Tek Gerçek Sığınak, Kendini Bilen Zihindir Kalbini kaptırmış genç bir yazar, zenginliğe kavuşmuş bir köle ve Mavi Manastır'ın avlusunda öğretiye kulak verenler, hepsi ellerini ateşe daldırmak ya da küllerle oyalanmak arasındalar. Üstelik geçmişle geleceğin arasında devinenlere Tibetli büyücüler, egzotik prensler ve uzun gemi yolculukları eşlik ediyor. Çölde inzivaya çekilmiş bir lama şöyle diyor: “Bu dünya bir rüyadır ve sen rüyanı süslemek istiyorsun. Yalnızca bununla ilgileniyorsun. Unutma ki ne kadar süslü olursa olsun rüya, rüyadır. Sen yaşamını boşa geçiriyorsun. Her şeyin bir bedeli vardır. Sözlerinle, bedeninle, kalbinle ve zihninle gerçekleştirdiğin en küçücük eylemin bile hesabı tutulur ve eninde sonunda ödeşilir. Bunu sakın unutma:” Sıra dışı hikâyeleri ve büyülü satırlarıyla okurlarını daima içsel bir keşif yolculuğuna çıkaran Berrak Yurdakul, bu kez de yaşamımızda, ilişkilerimizde, zaferlerimizde ve yenilgilerimizde hissettiğimiz o ritmi, o kalp atışını; var olan her şeyi ve bütün zamanları bir dantel zarafetiyle örüp birbirine bağlayan o göksel kanunu apaçık önümüze seriyor.
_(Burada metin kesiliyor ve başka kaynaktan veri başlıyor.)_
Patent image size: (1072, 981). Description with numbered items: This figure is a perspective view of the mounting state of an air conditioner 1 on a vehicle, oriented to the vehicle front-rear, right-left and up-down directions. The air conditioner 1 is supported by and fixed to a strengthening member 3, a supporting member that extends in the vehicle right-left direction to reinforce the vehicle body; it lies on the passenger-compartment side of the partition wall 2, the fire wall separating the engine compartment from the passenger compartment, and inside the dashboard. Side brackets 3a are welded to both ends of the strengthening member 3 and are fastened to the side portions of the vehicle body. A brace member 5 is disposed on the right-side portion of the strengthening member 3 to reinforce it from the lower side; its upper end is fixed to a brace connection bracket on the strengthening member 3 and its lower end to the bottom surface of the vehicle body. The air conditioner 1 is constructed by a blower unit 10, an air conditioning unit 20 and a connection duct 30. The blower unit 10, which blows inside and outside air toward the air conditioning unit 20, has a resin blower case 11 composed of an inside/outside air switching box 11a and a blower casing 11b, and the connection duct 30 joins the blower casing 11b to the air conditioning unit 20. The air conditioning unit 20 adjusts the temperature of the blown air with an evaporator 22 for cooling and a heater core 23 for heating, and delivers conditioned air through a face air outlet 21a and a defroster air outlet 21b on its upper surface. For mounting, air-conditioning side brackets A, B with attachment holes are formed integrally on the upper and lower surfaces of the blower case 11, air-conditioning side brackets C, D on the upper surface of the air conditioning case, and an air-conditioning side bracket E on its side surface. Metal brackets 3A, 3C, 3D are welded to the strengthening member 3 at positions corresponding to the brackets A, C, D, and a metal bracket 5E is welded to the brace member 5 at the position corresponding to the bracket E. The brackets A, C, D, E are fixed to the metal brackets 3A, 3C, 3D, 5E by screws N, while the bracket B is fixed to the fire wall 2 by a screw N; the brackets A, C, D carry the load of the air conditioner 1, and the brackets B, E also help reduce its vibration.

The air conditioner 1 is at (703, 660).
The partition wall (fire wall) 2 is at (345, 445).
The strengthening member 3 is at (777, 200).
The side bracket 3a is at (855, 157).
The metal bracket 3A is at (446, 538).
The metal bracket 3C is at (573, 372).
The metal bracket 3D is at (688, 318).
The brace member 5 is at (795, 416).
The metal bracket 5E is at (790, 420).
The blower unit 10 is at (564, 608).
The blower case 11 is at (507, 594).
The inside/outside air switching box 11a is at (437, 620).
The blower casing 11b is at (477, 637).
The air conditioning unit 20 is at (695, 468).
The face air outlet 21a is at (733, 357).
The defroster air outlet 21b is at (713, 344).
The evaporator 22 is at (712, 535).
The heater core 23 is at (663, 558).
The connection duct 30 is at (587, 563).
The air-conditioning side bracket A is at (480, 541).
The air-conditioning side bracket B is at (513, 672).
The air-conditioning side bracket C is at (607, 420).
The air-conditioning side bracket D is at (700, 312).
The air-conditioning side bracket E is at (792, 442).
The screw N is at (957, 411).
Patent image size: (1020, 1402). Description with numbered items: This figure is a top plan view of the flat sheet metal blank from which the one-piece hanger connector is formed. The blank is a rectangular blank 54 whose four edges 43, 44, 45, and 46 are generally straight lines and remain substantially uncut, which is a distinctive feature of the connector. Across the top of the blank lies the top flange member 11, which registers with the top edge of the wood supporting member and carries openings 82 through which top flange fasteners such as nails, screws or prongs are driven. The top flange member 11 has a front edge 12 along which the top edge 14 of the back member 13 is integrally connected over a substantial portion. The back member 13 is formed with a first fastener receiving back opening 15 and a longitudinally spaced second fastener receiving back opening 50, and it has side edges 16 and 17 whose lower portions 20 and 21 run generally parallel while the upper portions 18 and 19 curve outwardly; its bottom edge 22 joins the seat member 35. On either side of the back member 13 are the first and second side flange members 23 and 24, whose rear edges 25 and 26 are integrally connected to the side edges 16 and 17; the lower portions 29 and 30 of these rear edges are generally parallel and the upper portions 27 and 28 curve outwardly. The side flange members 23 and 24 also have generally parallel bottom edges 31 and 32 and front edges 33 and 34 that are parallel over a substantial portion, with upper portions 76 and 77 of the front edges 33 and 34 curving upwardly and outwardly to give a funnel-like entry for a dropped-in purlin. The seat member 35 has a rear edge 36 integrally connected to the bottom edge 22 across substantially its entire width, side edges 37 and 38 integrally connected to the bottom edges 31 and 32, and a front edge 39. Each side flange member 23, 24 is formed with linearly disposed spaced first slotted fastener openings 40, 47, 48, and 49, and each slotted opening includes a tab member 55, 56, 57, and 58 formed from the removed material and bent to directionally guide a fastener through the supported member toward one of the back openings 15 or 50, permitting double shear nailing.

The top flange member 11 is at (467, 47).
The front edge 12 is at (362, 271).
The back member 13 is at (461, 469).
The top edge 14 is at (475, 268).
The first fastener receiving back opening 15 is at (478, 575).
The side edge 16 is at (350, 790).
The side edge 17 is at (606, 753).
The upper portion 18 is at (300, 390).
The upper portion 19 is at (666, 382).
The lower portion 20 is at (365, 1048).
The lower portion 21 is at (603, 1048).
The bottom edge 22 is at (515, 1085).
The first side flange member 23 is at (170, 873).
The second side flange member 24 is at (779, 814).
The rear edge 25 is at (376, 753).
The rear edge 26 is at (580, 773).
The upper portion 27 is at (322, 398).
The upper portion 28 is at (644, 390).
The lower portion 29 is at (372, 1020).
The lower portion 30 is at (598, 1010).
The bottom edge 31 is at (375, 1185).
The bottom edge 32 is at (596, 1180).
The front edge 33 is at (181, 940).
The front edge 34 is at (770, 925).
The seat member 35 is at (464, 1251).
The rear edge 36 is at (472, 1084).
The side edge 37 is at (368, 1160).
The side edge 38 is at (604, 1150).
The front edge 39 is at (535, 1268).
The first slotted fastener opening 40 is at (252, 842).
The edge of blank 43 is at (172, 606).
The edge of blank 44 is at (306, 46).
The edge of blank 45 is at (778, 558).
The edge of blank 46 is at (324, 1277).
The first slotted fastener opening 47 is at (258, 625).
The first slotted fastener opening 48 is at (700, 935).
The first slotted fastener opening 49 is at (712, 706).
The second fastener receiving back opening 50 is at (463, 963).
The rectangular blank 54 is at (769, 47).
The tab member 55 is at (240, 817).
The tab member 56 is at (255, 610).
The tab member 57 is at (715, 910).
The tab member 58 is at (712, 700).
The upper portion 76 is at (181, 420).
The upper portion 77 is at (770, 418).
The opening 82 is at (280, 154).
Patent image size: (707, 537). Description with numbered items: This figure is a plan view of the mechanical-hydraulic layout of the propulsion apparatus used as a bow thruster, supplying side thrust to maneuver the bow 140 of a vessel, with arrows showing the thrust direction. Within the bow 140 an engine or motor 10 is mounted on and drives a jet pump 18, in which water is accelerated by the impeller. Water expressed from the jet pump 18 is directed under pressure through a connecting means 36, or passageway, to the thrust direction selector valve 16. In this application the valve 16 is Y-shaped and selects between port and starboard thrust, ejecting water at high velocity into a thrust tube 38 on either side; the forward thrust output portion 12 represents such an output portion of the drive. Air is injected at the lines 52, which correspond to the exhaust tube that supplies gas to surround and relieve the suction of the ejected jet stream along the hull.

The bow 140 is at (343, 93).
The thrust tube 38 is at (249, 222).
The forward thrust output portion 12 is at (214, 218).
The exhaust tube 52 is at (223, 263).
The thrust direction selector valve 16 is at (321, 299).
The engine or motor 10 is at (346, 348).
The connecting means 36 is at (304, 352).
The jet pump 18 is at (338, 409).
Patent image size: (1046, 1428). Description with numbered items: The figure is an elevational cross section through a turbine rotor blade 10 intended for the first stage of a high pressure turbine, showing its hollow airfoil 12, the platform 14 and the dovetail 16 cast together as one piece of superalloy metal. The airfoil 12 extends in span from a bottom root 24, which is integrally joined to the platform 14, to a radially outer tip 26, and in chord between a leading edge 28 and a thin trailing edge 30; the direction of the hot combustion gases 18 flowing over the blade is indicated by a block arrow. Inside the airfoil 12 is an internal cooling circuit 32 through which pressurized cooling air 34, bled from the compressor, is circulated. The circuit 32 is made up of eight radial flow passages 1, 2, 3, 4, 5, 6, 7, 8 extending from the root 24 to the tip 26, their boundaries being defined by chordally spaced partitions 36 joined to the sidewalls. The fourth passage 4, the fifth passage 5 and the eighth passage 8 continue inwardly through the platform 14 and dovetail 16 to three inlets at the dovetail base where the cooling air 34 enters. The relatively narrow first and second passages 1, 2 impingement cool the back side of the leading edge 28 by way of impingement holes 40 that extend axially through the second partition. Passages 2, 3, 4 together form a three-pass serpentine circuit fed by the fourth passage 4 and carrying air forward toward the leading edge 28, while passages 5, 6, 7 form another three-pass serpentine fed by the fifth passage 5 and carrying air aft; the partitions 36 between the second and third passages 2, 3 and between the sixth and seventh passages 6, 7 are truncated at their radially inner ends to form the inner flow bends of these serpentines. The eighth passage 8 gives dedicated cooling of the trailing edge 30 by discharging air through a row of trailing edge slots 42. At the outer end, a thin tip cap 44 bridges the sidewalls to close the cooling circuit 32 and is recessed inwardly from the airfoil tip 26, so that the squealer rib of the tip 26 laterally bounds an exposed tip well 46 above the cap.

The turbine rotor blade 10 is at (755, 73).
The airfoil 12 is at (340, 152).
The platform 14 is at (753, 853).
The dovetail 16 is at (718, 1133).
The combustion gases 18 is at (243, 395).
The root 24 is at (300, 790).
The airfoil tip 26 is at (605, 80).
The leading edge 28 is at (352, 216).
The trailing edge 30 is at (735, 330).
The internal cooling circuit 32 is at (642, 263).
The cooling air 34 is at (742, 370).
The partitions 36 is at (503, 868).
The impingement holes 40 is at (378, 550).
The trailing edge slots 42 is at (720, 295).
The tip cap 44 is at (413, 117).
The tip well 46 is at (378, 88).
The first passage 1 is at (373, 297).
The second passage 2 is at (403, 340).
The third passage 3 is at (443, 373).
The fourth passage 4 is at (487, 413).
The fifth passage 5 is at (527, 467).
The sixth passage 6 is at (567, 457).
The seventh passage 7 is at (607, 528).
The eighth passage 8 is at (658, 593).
Berrak Yurdakul'u tanıyana kadar kişisel gelişim kitaplarına, mindfullness egzersizlerine bir tık uzak hissediyordum. Yapay bir durum, birinin bana akıl vermesini, ve bunu sayfalarca anlatmasını sevmezdim. Ancak yazar ile tanıştıktan sonra akıl vermek bir yana aklın nasıl kullanılması gerektiğini, acemice zihnimizi nasıl yormamamız gerektiğini anlatması ve bunu gerek okuyucuyu gerek ise birebir konuşmaları ile direkt aşılaması oldukça değerli bulduğum bir durum. Bu kitabını da oldukça beğendiğimi söyleyebilirim.
“ Zihninizin kendinize ait olduğunu zannediyorsanız çok yanılıyorsunuz. Ben sizin zihninizin içine dilediğim gibi girip çıkabilirim. Bütün bu insanların ortak malıdır o zihin. Kullanılmış ve eski püsküdür, ikinci eldir, çağlar boyu nesilden nesile aktarılan boş ve anlamsız düşünce kalıplarıyla doludur. Düşüncelerinizin hiçbiri özel değildir.”
“ İç dünyasında önyargısız gözlem yaparak dolaşan her insan kendisini dehşete düşürecek pek çok şey görür. Dehşete düşmek son derece verimli bir başlangıçtır. İnsan kendisine bakıp dehşete düşmediği sürece kendisi hakkında en ufak bir bilgi sahibi olamaz. Yalnızca kendini bir şey sanmaktan kurtulan kişinin uyanabilme ihtimali vardır. “
Zekice kurgulanmış, fantastik dünya ve gerçeklik arasında gidip gelen bir roman. Karakterler ilgi çekici ve merak uyandırıcı. Severek ve ilgiyle okudum.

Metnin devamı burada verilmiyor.